Le prime cappelle sono state erette nella contea di Fangak nel 1990. Questi Nuer hanno creato in questo luogo alcune comunità cristiane con le loro famiglie. Dopo che i cattolici diventarono diverse migliaia – ritengo almeno 10.000 –, negli anni ’90 arrivò il primo missionario ad aprire la parrocchia. Avevano detto al vescovo: “Siamo diverse migliaia di cattolici e ora abbiamo bisogno di un prete”.

I laici, in questo territorio, sono stati dei protagonisti. E anche oggi possiamo parlare di una Chiesa di laici. Noi facciamo solo le visite alle comunità. L’attività parrocchiale è nelle mani dei Nuer. Noi siamo, per così dire, i moderatori o gli animatori.

– Si tratta quindi di una situazione molto più problematica di quella, per esempio, dell’Amazzonia. Il Sinodo amazzonico ha riflettuto sul fatto delle lunghe distanze e sui pochissimi sacerdoti. Qui il problema è ancora più grande.

Si tratta di un’area di 7.600 chilometri quadrati. Ci sono 80 cappelle. Cappella significa preghiera domenicale. Ma questo non vuol dire che ci sia un edificio. Di solito si prega sotto un albero, all’ombra. Ogni cappella, ogni villaggio che organizza la preghiera domenicale, ha un catechista. Noi preti facciamo solo una visita.

Ciò vuol dire che, con 80 cappelle e 2 sacerdoti, si può calcolare quante volte passiamo. Una o due volte all’anno la gente vede un prete nel villaggio. Naturalmente ci sono anche incontri nel centro parrocchiale, dove vengono i principali catechisti, gli animatori giovanili, la leadership femminile. Ogni villaggio ha la sua gestione. Poi ci sono gli incontri e la formazione nel centro parrocchiale.

– Da alcuni mesi si è aggiunto un ulteriore onere dovuto al gran numero di rifugiati che arriva qui in seguito al conflitto in Sudan, e vengono dove ci sono già povertà e oppressione.

I profughi sono sicuramente centinaia di migliaia. Conosco persone che sono fuggite e sono arrivate qui a Juba.

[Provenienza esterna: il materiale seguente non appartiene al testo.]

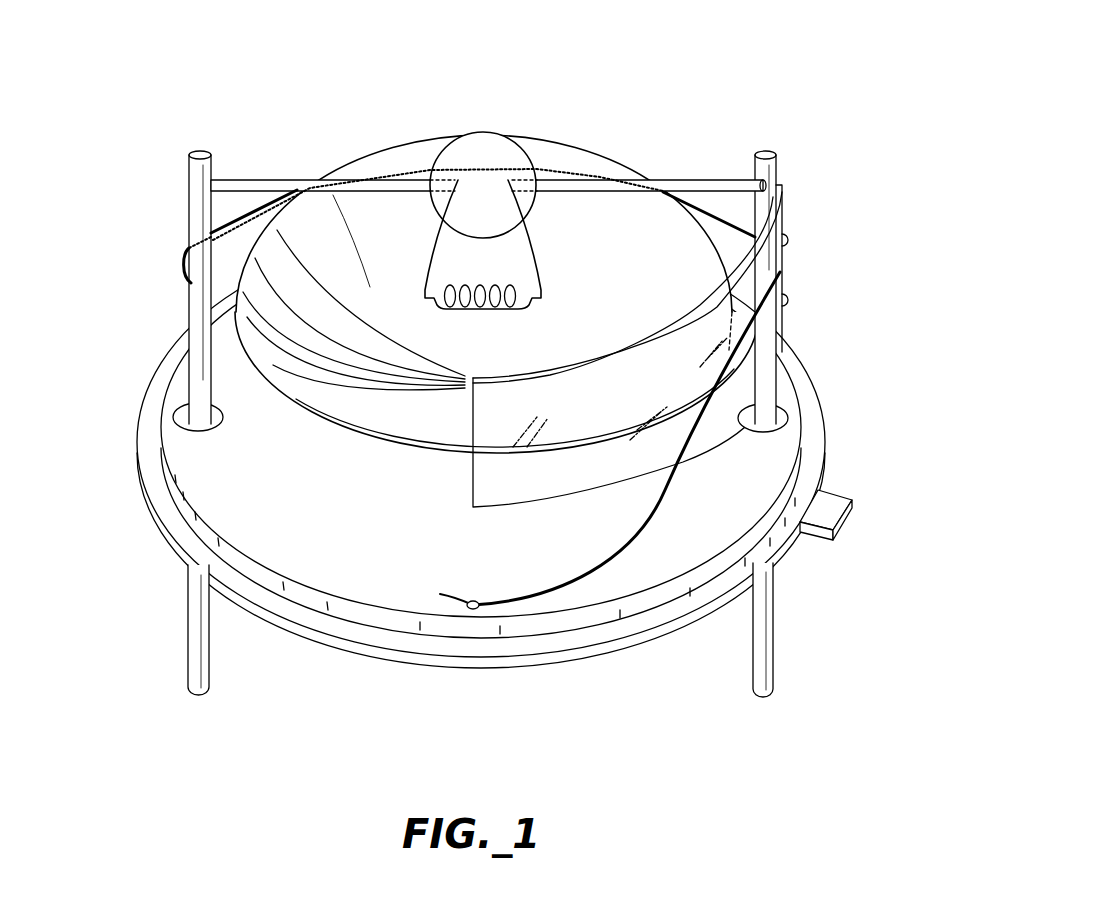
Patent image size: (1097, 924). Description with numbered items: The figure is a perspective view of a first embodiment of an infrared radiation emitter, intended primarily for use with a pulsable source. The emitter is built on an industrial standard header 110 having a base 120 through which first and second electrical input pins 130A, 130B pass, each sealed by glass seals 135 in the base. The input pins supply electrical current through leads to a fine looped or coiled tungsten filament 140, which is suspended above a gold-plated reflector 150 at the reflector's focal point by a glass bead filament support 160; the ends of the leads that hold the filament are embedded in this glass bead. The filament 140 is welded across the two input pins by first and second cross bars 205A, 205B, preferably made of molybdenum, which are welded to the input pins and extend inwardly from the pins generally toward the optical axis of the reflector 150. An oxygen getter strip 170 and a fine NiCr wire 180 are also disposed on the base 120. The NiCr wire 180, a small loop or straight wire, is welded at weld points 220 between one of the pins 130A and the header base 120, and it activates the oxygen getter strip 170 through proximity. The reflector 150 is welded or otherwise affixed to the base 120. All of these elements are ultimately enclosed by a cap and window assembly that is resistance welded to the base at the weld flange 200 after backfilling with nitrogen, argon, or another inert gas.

Abbiamo anche un ospite di spicco nella nostra casa comboniana: un cardinale del Nord. Finora, credo che il Sudan abbia avuto un solo cardinale, Zubeir Wako. È emerito e ora è nostro ospite. Ha dovuto fuggire dal Nord. Raccontano che gli hanno distrutto e saccheggiato tutte le chiese.

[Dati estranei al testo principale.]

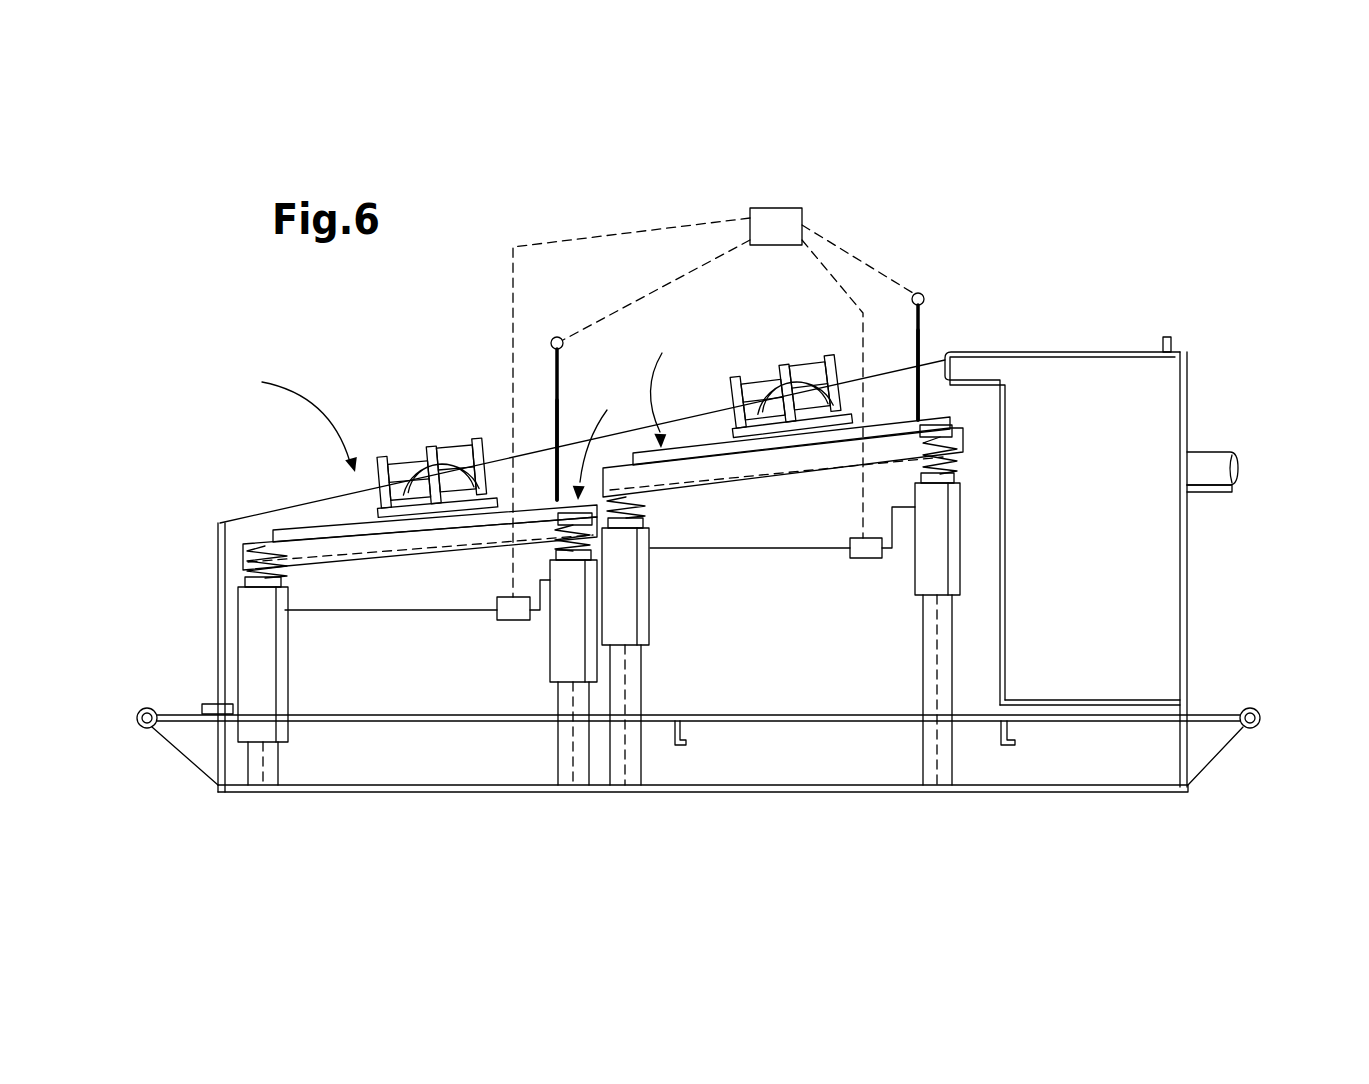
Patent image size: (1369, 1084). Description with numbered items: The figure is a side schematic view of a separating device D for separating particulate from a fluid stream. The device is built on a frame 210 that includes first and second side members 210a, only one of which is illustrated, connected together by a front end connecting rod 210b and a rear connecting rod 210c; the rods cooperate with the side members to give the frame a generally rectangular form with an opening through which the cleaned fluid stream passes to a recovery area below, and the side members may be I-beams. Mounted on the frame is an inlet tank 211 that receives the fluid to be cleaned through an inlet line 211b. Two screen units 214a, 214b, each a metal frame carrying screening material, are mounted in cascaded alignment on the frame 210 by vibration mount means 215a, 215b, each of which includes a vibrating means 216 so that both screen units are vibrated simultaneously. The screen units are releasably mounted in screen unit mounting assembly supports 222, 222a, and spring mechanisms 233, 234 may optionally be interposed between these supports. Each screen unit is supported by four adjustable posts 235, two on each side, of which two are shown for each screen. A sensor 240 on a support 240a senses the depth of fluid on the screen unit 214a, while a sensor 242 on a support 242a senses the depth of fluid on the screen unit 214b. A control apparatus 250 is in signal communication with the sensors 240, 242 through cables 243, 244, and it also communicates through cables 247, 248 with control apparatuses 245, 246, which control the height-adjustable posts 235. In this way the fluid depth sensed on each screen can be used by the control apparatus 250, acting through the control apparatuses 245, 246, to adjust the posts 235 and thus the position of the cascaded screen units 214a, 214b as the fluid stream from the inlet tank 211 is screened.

The frame 210 is at (385, 808).
The side member 210a is at (507, 762).
The front end connecting rod 210b is at (147, 706).
The rear connecting rod 210c is at (1252, 706).
The inlet tank 211 is at (1095, 352).
The inlet line 211b is at (1210, 455).
The screen unit 214a is at (352, 557).
The screen unit 214b is at (743, 490).
The vibration mount means 215a is at (607, 438).
The vibration mount means 215b is at (671, 388).
The vibrating means 216 is at (433, 453).
The screen unit mounting assembly support 222 is at (705, 448).
The screen unit mounting assembly support 222a is at (318, 533).
The spring mechanism 233 is at (640, 507).
The spring mechanism 234 is at (277, 575).
The adjustable post 235 is at (257, 642).
The sensor 240 is at (553, 338).
The support 240a is at (555, 415).
The sensor 242 is at (925, 292).
The support 242a is at (920, 337).
The cable 243 is at (662, 282).
The cable 244 is at (866, 258).
The control apparatus 245 is at (517, 618).
The control apparatus 246 is at (867, 562).
The cable 247 is at (678, 227).
The cable 248 is at (847, 292).
The control apparatus 250 is at (780, 223).
The separating device D is at (294, 420).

Queste azioni sono deliberatamente mirate contro i cristiani. Se si saccheggia, è perché i cristiani lì sono sempre stati una spina nel fianco degli islamisti. E ora vengono prese di mira in maniera inesorabile anche le case e le istituzioni; tutto viene distrutto o rubato.

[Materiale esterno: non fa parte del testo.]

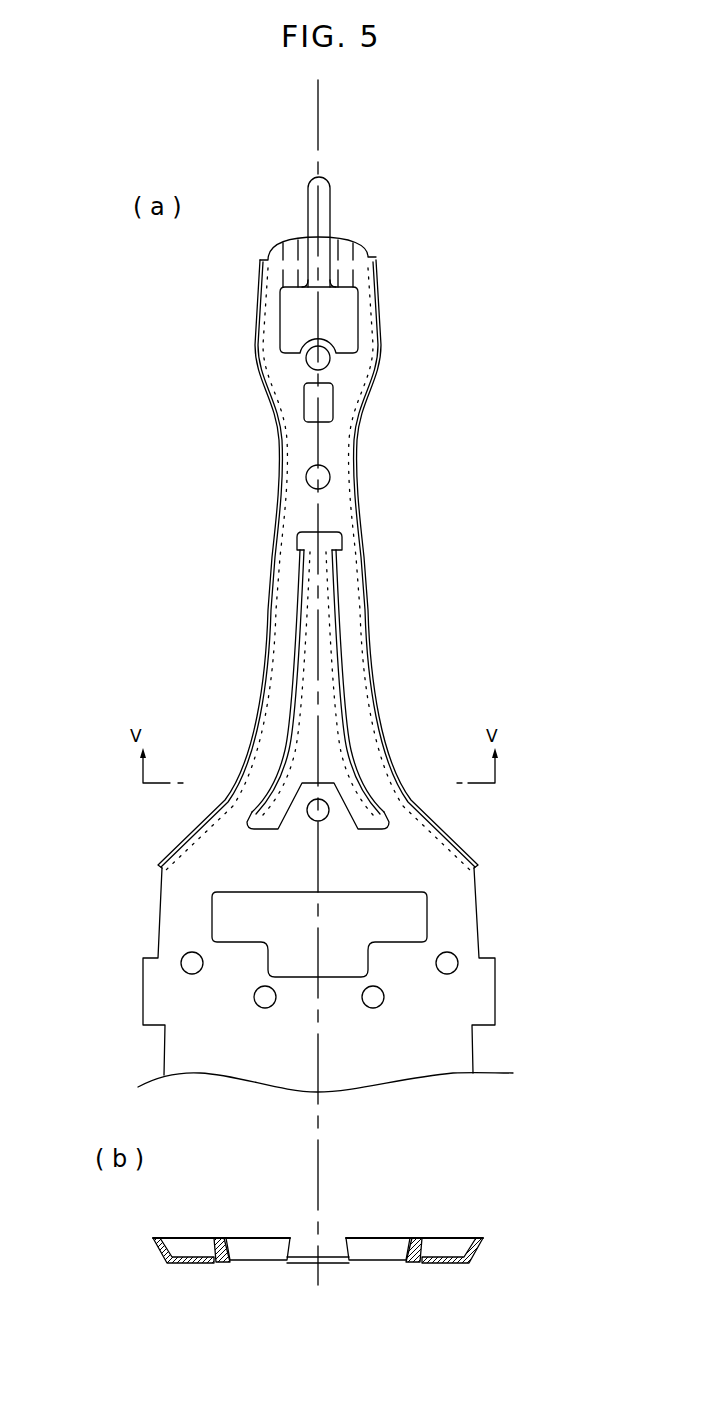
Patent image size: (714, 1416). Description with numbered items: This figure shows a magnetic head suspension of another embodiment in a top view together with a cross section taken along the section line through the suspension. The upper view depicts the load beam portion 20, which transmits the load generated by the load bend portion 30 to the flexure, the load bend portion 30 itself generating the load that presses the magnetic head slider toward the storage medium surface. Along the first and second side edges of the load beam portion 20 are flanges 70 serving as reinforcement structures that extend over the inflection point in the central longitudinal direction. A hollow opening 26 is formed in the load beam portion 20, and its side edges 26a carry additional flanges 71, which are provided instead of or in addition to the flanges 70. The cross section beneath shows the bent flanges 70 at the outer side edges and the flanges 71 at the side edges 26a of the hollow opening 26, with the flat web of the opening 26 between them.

– Il Sud Sudan ha un enorme bisogno di pace.

Il Sud Sudan continua vivere in una situazione difficile e ha un enorme bisogno di pace. È ciò che ha detto anche papa Francesco durante il suo viaggio in Sud Sudan assieme a Justin Welby, arcivescovo di Canterbury, primate della Comunione anglicana, lo scorso 3 febbraio.

Parlando a Juba, davanti al Presidente della Repubblica e ai membri del governo, ha affermato: «Abbiamo intrapreso questo pellegrinaggio ecumenico di pace dopo aver ascoltato il grido di un intero popolo che, con grande dignità, piange per la violenza che soffre, per la perenne mancanza di sicurezza, per la povertà che lo colpisce e per i disastri naturali che infieriscono. Anni di guerre e di conflitti non sembrano conoscere fine…

Questa estenuante sofferenza non sia vana; la pazienza e i sacrifici del popolo sud sudanese, di questa gente giovane, umile e coraggiosa, interpellino tutti e, come semi che nella terra danno vita alla pianta, vedano sbocciare germogli di pace che portino frutto. Fratelli e sorelle, è l’ora della pace!».